This study investigates how virtual objects in mixed reality (MR) can implicitly guide spontaneous, co-located group coordination without explicit instructions. We propose “perceptual nudging”: a mechanism that dynamically modulates virtual objects’ physical properties—such as mass, elasticity, and force fields—to induce open-ended, embodied collaboration through ambiguity and real-time configurability. Implemented on our custom MR platform GravField—which integrates head-mounted displays, a parametric digital physics engine, and enhanced audiovisual feedback—the system enables on-site “object jockeys” to reconfigure virtual structures and inter-object relationships in situ. Empirical evaluation demonstrates that perceptual nudging effectively fosters interbodily coordination; trajectory analysis, video ethnography, and participant interviews jointly confirm that dynamic perceptual cues sustain continuous, self-organized collective movement. Our core contribution is the articulation and empirical validation of a de-orchestrated, perception-driven paradigm for MR group interaction.

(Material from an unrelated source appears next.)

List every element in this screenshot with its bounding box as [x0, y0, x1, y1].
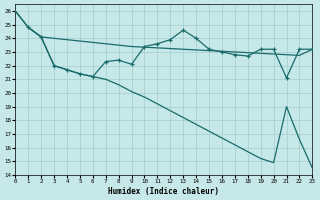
X-axis label: Humidex (Indice chaleur): Humidex (Indice chaleur): [108, 187, 219, 196]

Mixed Reality (MR) experiences increasingly explore how virtual elements can shape physical behaviour, yet how MR objects guide group movement remains underexplored. We address this gap by examining how virtual objects can nudge collective, co-located movement without relying on explicit instructions or choreography. We developed GravField, a co-located MR performance system where an "object jockey" live-configures virtual objects, springs, ropes, magnets, with real-time, parameterised "digital physics" (e.g., weight, elasticity, force) to influence the movement of headset-wearing participants. These properties were made perceptible through augmented visual and audio feedback, creating dynamic cognitive-somatic cues. Our analysis of the performances, based on video, interviews, soma trajectories, and field notes, indicates that these live nudges support emergent intercorporeal coordination and that ambiguity and real-time configuration sustain open-ended, exploratory engagement. Ultimately, our work offers empirical insights and design principles for MR systems that can guide group movement through embodied, felt dynamics.